B. Red Flags Rule Definitions Used in this Program. For the purposes of this program, the following definitions apply:
Account. “Account” means a continuing relationship established by a person with a creditor to obtain a product or service for personal, family, household or business purposes.
Covered Account. A “covered account” means:
a. Any account the city offers or maintains primarily for personal, family or household purposes, that involves multiple payments or transactions; and
b. Any other account the city offers or maintains for which there is a reasonably foreseeable risk to customers or to the safety and soundness of the city from identity theft.
Creditor. “Creditor” has the same meaning as defined in Section 701 of the Equal Credit Opportunity Act, 15 U.S.C. 1691a, and includes a person or entity that arranges for the extension, renewal or continuation of credit, including the city.
Customer.

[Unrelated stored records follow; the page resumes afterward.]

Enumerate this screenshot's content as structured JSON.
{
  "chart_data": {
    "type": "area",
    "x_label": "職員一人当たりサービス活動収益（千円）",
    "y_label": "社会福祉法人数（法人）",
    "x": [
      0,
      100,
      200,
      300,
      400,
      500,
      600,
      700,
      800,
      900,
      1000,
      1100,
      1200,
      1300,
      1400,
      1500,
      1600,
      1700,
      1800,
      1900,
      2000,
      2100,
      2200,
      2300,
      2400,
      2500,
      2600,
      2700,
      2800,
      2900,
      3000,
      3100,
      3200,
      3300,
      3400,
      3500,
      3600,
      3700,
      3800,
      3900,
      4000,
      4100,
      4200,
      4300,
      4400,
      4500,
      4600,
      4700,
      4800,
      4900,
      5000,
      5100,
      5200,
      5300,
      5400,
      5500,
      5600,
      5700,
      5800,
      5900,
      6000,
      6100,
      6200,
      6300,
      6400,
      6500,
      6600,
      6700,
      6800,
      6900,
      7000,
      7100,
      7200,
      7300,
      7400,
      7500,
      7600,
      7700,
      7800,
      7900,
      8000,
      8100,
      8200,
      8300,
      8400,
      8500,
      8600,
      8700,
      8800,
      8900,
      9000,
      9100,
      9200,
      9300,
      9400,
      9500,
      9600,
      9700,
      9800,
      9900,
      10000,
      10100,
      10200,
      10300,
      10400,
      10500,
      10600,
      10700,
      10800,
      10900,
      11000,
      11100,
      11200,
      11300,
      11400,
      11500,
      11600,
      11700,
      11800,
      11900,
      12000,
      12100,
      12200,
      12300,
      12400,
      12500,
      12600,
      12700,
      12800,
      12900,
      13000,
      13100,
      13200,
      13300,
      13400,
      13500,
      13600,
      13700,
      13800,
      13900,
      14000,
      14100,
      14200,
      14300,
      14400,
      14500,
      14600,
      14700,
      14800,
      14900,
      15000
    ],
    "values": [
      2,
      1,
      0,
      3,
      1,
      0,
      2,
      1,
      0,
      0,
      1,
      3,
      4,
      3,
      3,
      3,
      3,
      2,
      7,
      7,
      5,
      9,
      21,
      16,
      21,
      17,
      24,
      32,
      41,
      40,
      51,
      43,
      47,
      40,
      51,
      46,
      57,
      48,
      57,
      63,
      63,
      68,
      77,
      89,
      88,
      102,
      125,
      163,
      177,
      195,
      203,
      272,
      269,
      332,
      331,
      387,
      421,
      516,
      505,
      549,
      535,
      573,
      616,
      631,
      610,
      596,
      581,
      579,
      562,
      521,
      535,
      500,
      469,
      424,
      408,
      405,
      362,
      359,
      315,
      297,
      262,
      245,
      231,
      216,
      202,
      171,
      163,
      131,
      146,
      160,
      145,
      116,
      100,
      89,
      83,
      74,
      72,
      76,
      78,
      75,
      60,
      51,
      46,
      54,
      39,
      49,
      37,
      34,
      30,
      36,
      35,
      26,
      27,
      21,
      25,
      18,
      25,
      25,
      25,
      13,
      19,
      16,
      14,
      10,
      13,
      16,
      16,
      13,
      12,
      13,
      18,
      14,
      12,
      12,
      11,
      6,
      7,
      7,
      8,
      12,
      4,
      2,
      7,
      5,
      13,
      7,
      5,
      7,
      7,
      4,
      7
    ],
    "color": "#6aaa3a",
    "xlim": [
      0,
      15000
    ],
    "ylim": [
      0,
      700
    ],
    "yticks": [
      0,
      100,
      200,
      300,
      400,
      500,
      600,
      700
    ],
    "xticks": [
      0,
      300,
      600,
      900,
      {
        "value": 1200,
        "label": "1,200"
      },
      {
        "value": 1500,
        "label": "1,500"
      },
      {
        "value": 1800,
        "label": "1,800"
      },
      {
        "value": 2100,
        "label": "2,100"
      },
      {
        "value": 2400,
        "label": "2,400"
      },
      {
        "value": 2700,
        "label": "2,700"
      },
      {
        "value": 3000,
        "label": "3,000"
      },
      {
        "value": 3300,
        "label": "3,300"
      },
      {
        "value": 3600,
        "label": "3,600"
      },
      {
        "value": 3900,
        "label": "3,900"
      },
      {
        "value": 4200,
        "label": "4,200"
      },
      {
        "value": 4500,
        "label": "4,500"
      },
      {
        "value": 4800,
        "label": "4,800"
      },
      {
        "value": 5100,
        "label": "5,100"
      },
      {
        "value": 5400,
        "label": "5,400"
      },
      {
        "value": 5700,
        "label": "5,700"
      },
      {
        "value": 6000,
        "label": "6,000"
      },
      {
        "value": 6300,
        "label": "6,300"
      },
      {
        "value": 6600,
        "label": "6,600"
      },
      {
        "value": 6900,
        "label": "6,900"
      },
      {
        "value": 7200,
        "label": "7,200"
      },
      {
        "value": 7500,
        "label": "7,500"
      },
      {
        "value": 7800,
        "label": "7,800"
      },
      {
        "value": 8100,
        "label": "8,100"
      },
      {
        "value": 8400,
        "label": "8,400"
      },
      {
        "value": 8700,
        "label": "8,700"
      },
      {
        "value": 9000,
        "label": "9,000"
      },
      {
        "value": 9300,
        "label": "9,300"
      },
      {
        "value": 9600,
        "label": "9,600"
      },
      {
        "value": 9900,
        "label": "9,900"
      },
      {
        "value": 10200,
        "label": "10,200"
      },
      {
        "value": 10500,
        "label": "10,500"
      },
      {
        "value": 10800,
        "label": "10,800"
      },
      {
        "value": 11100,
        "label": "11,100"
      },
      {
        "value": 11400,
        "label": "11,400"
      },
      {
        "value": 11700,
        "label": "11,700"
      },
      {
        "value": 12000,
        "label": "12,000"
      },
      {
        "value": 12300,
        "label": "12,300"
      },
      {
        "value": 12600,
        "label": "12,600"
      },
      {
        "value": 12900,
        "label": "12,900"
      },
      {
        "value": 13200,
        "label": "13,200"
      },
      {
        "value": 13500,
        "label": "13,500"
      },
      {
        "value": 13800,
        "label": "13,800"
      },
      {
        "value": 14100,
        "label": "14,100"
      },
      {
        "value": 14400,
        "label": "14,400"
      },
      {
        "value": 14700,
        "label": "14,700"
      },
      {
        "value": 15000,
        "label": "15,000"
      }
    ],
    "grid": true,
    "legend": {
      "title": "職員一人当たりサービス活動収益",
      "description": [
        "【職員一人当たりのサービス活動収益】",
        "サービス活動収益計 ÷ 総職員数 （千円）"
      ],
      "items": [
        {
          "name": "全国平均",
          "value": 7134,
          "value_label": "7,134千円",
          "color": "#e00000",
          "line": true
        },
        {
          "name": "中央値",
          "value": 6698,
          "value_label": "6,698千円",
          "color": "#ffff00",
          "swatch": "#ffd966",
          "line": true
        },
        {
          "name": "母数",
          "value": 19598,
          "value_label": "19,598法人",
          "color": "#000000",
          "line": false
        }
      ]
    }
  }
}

A “customer” means a person or business entity that has a covered account with the city.
Financial Institution. “Financial institution” means a state or national bank, a state or federal savings and loan association, a mutual savings bank, a state or federal credit union, or any other entity that holds a “transaction account” belonging to a customer.
Identifying Information. “Identifying information” means any name or number that may be used, alone or in conjunction with any other information, to identity a specific person, including name, address, telephone number, Social Security number, date of birth, government passport number, employer or taxpayer identification number or unique electronic identification number.
Identity Theft. “Identity theft” means fraud committed using the identifying information of another person.
Red Flag. A “red flag” means a pattern, practice, or specific activity that indicates the possible existence of identity theft.
Service Provider. “Service provider” means a person or business entity that provides a service directly to the city relating to or in connection with a covered account.